Blitz: The LeagueBlitz: The League is an American football game by Midway as an unlicensed extension of their NFL Blitz series. Released after the NFL signed an exclusive licensing deal with Electronic Arts, it was released in October 2005 for the PlayStation 2 and Xbox. This game is the first in the Blitz series to receive an "M" rating by the ESRB due to the graphic violence, explicit language, and drug use depicted. Lawrence Taylor, who provides voice acting for the game, serves as its official spokesman. In 2006, a second version of the game was released on the Xbox 360 in October. In December 2006, a portable version was released on the PlayStation Portable . These versions included the voicework and likeness of former pro linebacker Bill Romanowski. The game was originally intended to be a Wii launch title, but the Wii-version was delayed and eventually canceled.
On 22 January 2007, the game was refused classification by the Office of Film and Literature Classification in Australia, effectively banning the game there. The game was banned as the use of drugs was related to incentives and rewards.
Blitz: The League GameplayBlitz: The League is very similar to previous installments in the Blitz series, as it depicts an aggressive and violent version of gridiron football. Like previous games in the series, first downs are awarded at 30 yards, not 10; there are eight men to a side (similar to arena football, not 11 as in American football); penalties and referees do not exist (although players are somehow prohibited from going offsides); and overly vicious tackles and blocking are the norm. On gaining yards, making tackles for a loss, scoring, or forcing turnovers, players are rewarded with an increased "Clash" meter. When the "Clash" meter is charged up, players may perform "dirty" stiff-arms, dodges, rush avoidance (for quarterbacks), or, most importantly, "dirty hits" on defense. Performing a "dirty" hit or stiff-arm causes opposing players to lose stamina (in essence, reducing their effectiveness) and occasionally become injured (An image of an x-ray would zoom into a specific bone and show it snap, show a ligament tearing, or depict a different brutal injury). After successfully performing a number of "Clash" moves (or forcing turnovers and scoring touchdowns), players can perform "Unleash" moves which are nearly unstoppable.

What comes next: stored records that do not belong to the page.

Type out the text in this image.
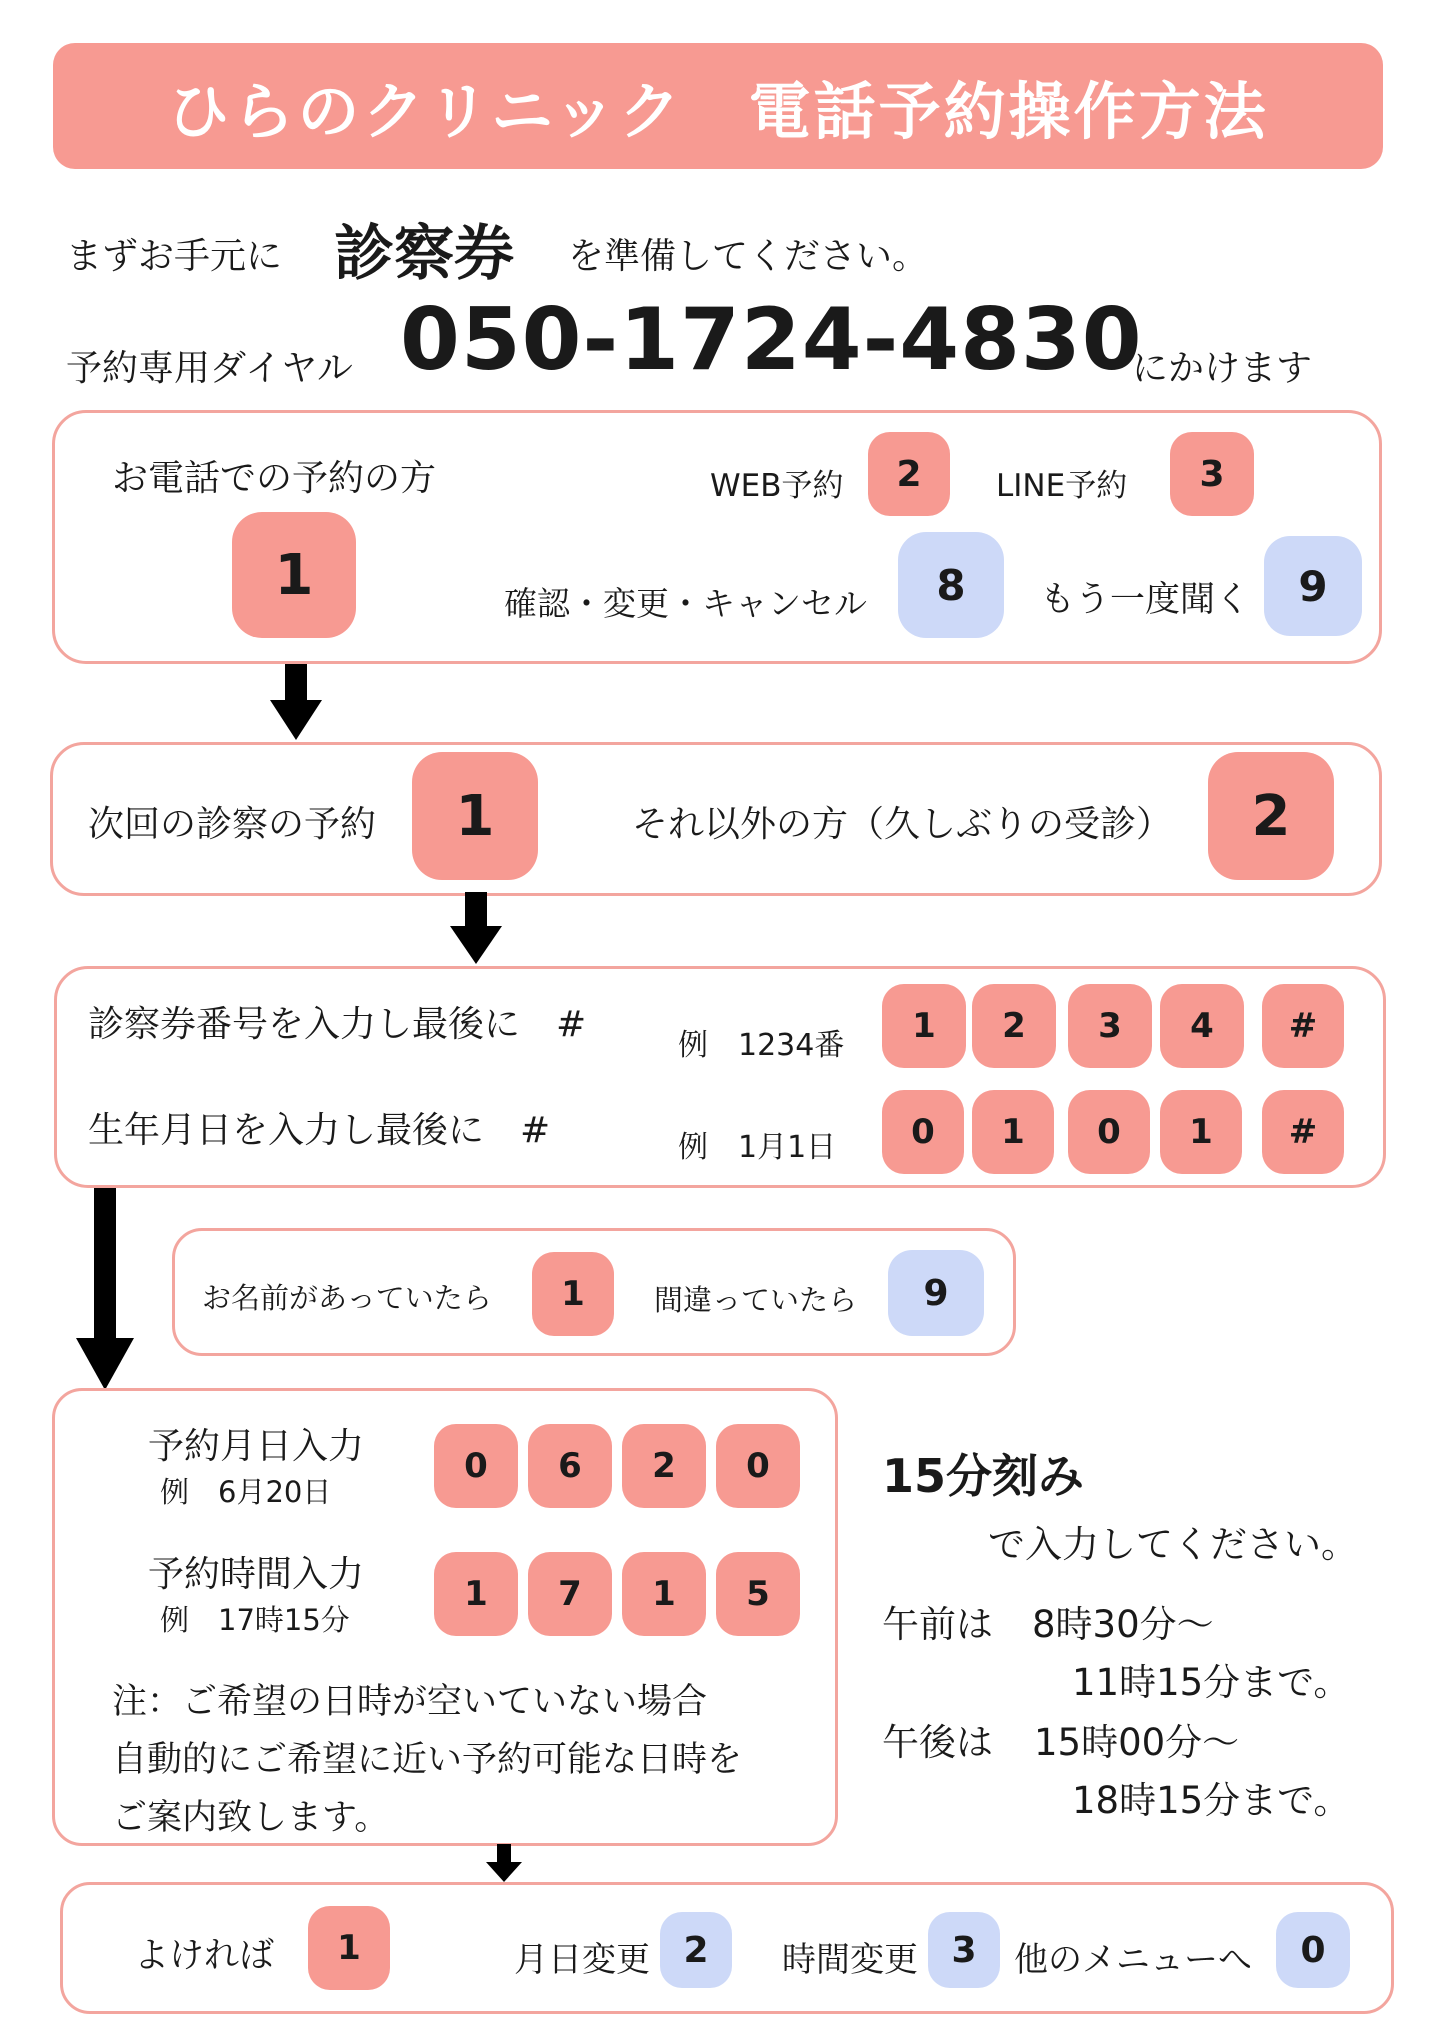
ひらのクリニック　電話予約操作方法
まずお手元に 診察券 を準備してください。
予約専用ダイヤル 050-1724-4830
にかけます
お電話での予約の方
1
WEB予約	2	LINE予約	3
確認・変更・キャンセル	8	もう一度聞く	9
次回の診察の予約	1	それ以外の方（久しぶりの受診）	2
診察券番号を入力し最後に　#
例　1234番	1	2	3	4	#
生年月日を入力し最後に　#	例　1月1日	0	1	0	1	#
お名前があっていたら	1	間違っていたら	9
予約月日入力
例　6月20日
0	6	2	0
予約時間入力
例　17時15分
1	7	1	5
注：ご希望の日時が空いていない場合
自動的にご希望に近い予約可能な日時を
ご案内致します。
15分刻み
で入力してください。
午前は 8時30分〜
11時15分まで。
午後は 15時00分〜
18時15分まで。
よければ	1	月日変更 2	時間変更 3	他のメニューへ	0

When an injury occurs, the player may choose to "treat" the injury normally, or "juice" the injury (inject an athlete with steroids). "Juicing" causes an injury to be ignored, but increases the risk of more severe injuries. However some injuries are so serious (kneecap fracture, torn ACL, wrist fracture, ruptured Achilles), that juicing is not a possible option.

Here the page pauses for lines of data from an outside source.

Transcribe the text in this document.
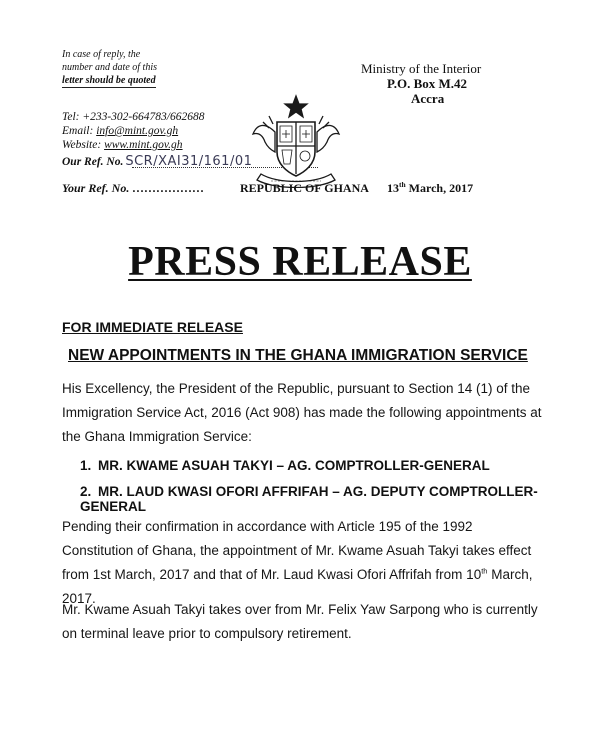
In case of reply, the
number and date of this
letter should be quoted
Tel: +233-302-664783/662688
Email: info@mint.gov.gh
Website: www.mint.gov.gh
Our Ref. No. SCR/XAI31/161/01
Ministry of the Interior
P.O. Box M.42
Accra
Your Ref. No. ………………	REPUBLIC OF GHANA 13th March, 2017
PRESS RELEASE
FOR IMMEDIATE RELEASE
NEW APPOINTMENTS IN THE GHANA IMMIGRATION SERVICE
His Excellency, the President of the Republic, pursuant to Section 14 (1) of the Immigration Service Act, 2016 (Act 908) has made the following appointments at the Ghana Immigration Service:
1. MR. KWAME ASUAH TAKYI – AG. COMPTROLLER-GENERAL
2. MR. LAUD KWASI OFORI AFFRIFAH – AG. DEPUTY COMPTROLLER-GENERAL
Pending their confirmation in accordance with Article 195 of the 1992 Constitution of Ghana, the appointment of Mr. Kwame Asuah Takyi takes effect from 1st March, 2017 and that of Mr. Laud Kwasi Ofori Affrifah from 10th March, 2017.
Mr. Kwame Asuah Takyi takes over from Mr. Felix Yaw Sarpong who is currently on terminal leave prior to compulsory retirement.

ReceptionCritical reception for Blitz: The League was mostly positive. Gamerankings.com gives the PlayStation 2 release a score of 76% and the Xbox release a score of 78%.

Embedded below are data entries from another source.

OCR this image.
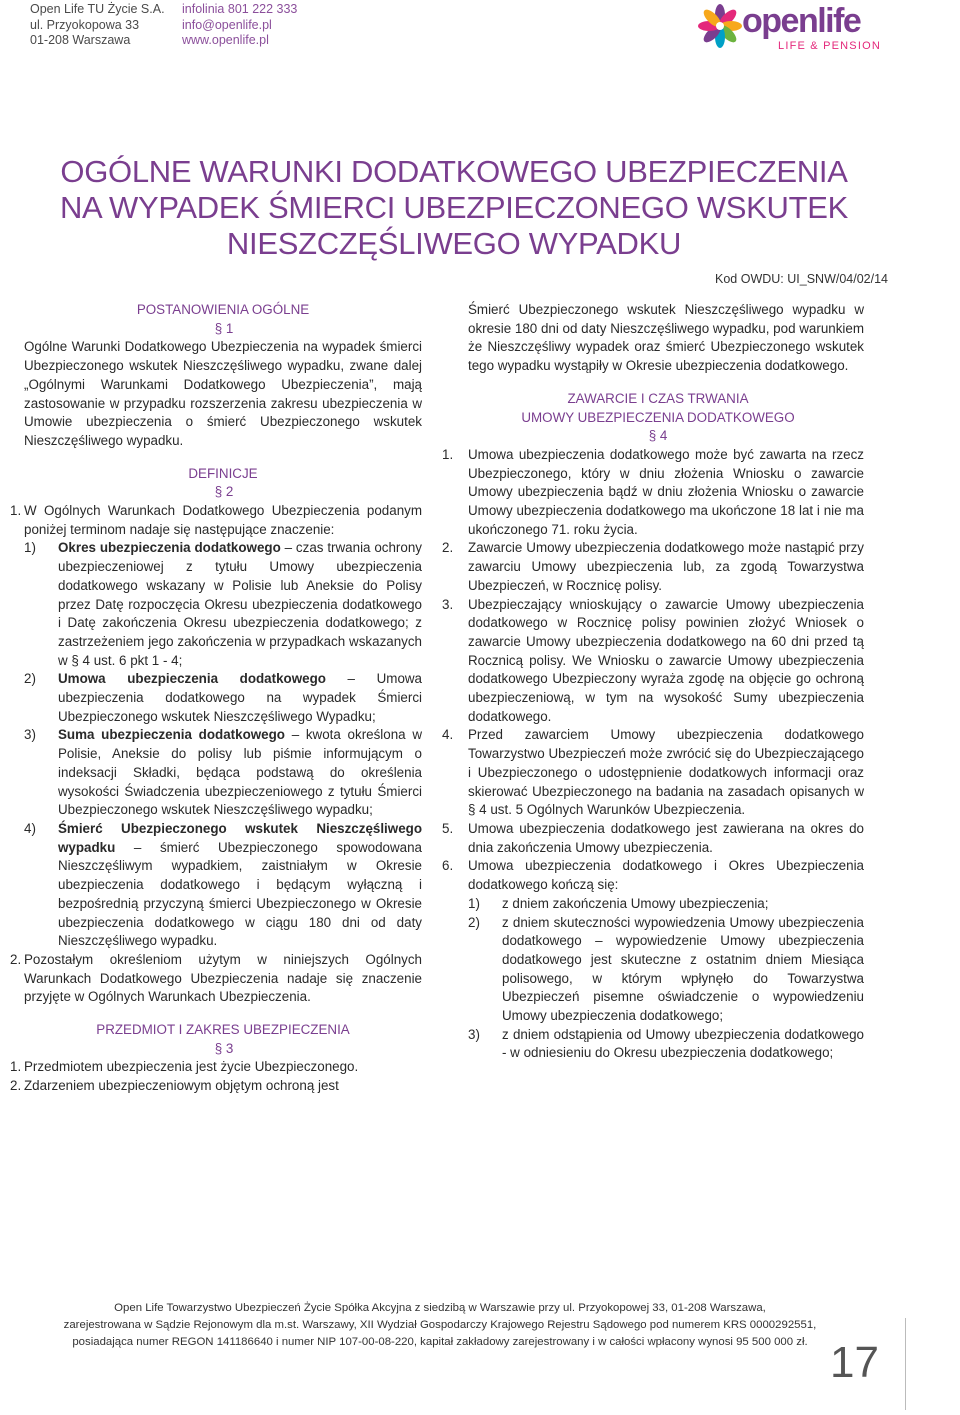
Open Life TU Życie S.A.
ul. Przyokopowa 33
01-208 Warszawa
infolinia 801 222 333
info@openlife.pl
www.openlife.pl	openlife
LIFE & PENSION
OGÓLNE WARUNKI DODATKOWEGO UBEZPIECZENIA
NA WYPADEK ŚMIERCI UBEZPIECZONEGO WSKUTEK
NIESZCZĘŚLIWEGO WYPADKU
Kod OWDU: UI_SNW/04/02/14
POSTANOWIENIA OGÓLNE
§ 1
Ogólne Warunki Dodatkowego Ubezpieczenia na wypadek śmierci Ubezpieczonego wskutek Nieszczęśliwego wypadku, zwane dalej „Ogólnymi Warunkami Dodatkowego Ubezpieczenia”, mają zastosowanie w przypadku rozszerzenia zakresu ubezpieczenia w Umowie ubezpieczenia o śmierć Ubezpieczonego wskutek Nieszczęśliwego wypadku.
DEFINICJE
§ 2
1. W Ogólnych Warunkach Dodatkowego Ubezpieczenia podanym poniżej terminom nadaje się następujące znaczenie:
1) Okres ubezpieczenia dodatkowego – czas trwania ochrony ubezpieczeniowej z tytułu Umowy ubezpieczenia dodatkowego wskazany w Polisie lub Aneksie do Polisy przez Datę rozpoczęcia Okresu ubezpieczenia dodatkowego i Datę zakończenia Okresu ubezpieczenia dodatkowego; z zastrzeżeniem jego zakończenia w przypadkach wskazanych w § 4 ust. 6 pkt 1 - 4;
2) Umowa ubezpieczenia dodatkowego – Umowa ubezpieczenia dodatkowego na wypadek Śmierci Ubezpieczonego wskutek Nieszczęśliwego Wypadku;
3) Suma ubezpieczenia dodatkowego – kwota określona w Polisie, Aneksie do polisy lub piśmie informującym o indeksacji Składki, będąca podstawą do określenia wysokości Świadczenia ubezpieczeniowego z tytułu Śmierci Ubezpieczonego wskutek Nieszczęśliwego wypadku;
4) Śmierć Ubezpieczonego wskutek Nieszczęśliwego wypadku – śmierć Ubezpieczonego spowodowana Nieszczęśliwym wypadkiem, zaistniałym w Okresie ubezpieczenia dodatkowego i będącym wyłączną i bezpośrednią przyczyną śmierci Ubezpieczonego w Okresie ubezpieczenia dodatkowego w ciągu 180 dni od daty Nieszczęśliwego wypadku.
2. Pozostałym określeniom użytym w niniejszych Ogólnych Warunkach Dodatkowego Ubezpieczenia nadaje się znaczenie przyjęte w Ogólnych Warunkach Ubezpieczenia.
PRZEDMIOT I ZAKRES UBEZPIECZENIA
§ 3
1. Przedmiotem ubezpieczenia jest życie Ubezpieczonego.
2. Zdarzeniem ubezpieczeniowym objętym ochroną jest
Śmierć Ubezpieczonego wskutek Nieszczęśliwego wypadku w okresie 180 dni od daty Nieszczęśliwego wypadku, pod warunkiem że Nieszczęśliwy wypadek oraz śmierć Ubezpieczonego wskutek tego wypadku wystąpiły w Okresie ubezpieczenia dodatkowego.
ZAWARCIE I CZAS TRWANIA
UMOWY UBEZPIECZENIA DODATKOWEGO
§ 4
1. Umowa ubezpieczenia dodatkowego może być zawarta na rzecz Ubezpieczonego, który w dniu złożenia Wniosku o zawarcie Umowy ubezpieczenia bądź w dniu złożenia Wniosku o zawarcie Umowy ubezpieczenia dodatkowego ma ukończone 18 lat i nie ma ukończonego 71. roku życia.
2. Zawarcie Umowy ubezpieczenia dodatkowego może nastąpić przy zawarciu Umowy ubezpieczenia lub, za zgodą Towarzystwa Ubezpieczeń, w Rocznicę polisy.
3. Ubezpieczający wnioskujący o zawarcie Umowy ubezpieczenia dodatkowego w Rocznicę polisy powinien złożyć Wniosek o zawarcie Umowy ubezpieczenia dodatkowego na 60 dni przed tą Rocznicą polisy. We Wniosku o zawarcie Umowy ubezpieczenia dodatkowego Ubezpieczony wyraża zgodę na objęcie go ochroną ubezpieczeniową, w tym na wysokość Sumy ubezpieczenia dodatkowego.
4. Przed zawarciem Umowy ubezpieczenia dodatkowego Towarzystwo Ubezpieczeń może zwrócić się do Ubezpieczającego i Ubezpieczonego o udostępnienie dodatkowych informacji oraz skierować Ubezpieczonego na badania na zasadach opisanych w § 4 ust. 5 Ogólnych Warunków Ubezpieczenia.
5. Umowa ubezpieczenia dodatkowego jest zawierana na okres do dnia zakończenia Umowy ubezpieczenia.
6. Umowa ubezpieczenia dodatkowego i Okres Ubezpieczenia dodatkowego kończą się:
1) z dniem zakończenia Umowy ubezpieczenia;
2) z dniem skuteczności wypowiedzenia Umowy ubezpieczenia dodatkowego – wypowiedzenie Umowy ubezpieczenia dodatkowego jest skuteczne z ostatnim dniem Miesiąca polisowego, w którym wpłynęło do Towarzystwa Ubezpieczeń pisemne oświadczenie o wypowiedzeniu Umowy ubezpieczenia dodatkowego;
3) z dniem odstąpienia od Umowy ubezpieczenia dodatkowego - w odniesieniu do Okresu ubezpieczenia dodatkowego;
Open Life Towarzystwo Ubezpieczeń Życie Spółka Akcyjna z siedzibą w Warszawie przy ul. Przyokopowej 33, 01-208 Warszawa,
zarejestrowana w Sądzie Rejonowym dla m.st. Warszawy, XII Wydział Gospodarczy Krajowego Rejestru Sądowego pod numerem KRS 0000292551,
posiadająca numer REGON 141186640 i numer NIP 107-00-08-220, kapitał zakładowy zarejestrowany i w całości wpłacony wynosi 95 500 000 zł. 17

The most common critical complaints with Blitz revolved around allegations of "rubberband AI"; that is, in single-player mode, the computer opponent becomes nearly unbeatable late in games with the human player leading. However, many critics also pointed out that "rubberband AI" is also an undocumented feature of more "legitimate" football titles such as the Madden NFL series.
Blitz: The League's Lead Designer, Kraig Kujawa, said on website operationsports.com that there was actually no "rubberband AI" and that it was just people's perception based on past Blitz games that had it.
The PlayStation 2 and PlayStation Portable releases of Blitz have also been criticized for their very long delays and load times. This does not apply to the PlayStation 2 Slim.
As reported by GamePolitics.com, the government of Australia has officially banned the game due to steroid use. The game is region free so the NTSC version of the game can be played on Australian PAL Xbox 360 consoles.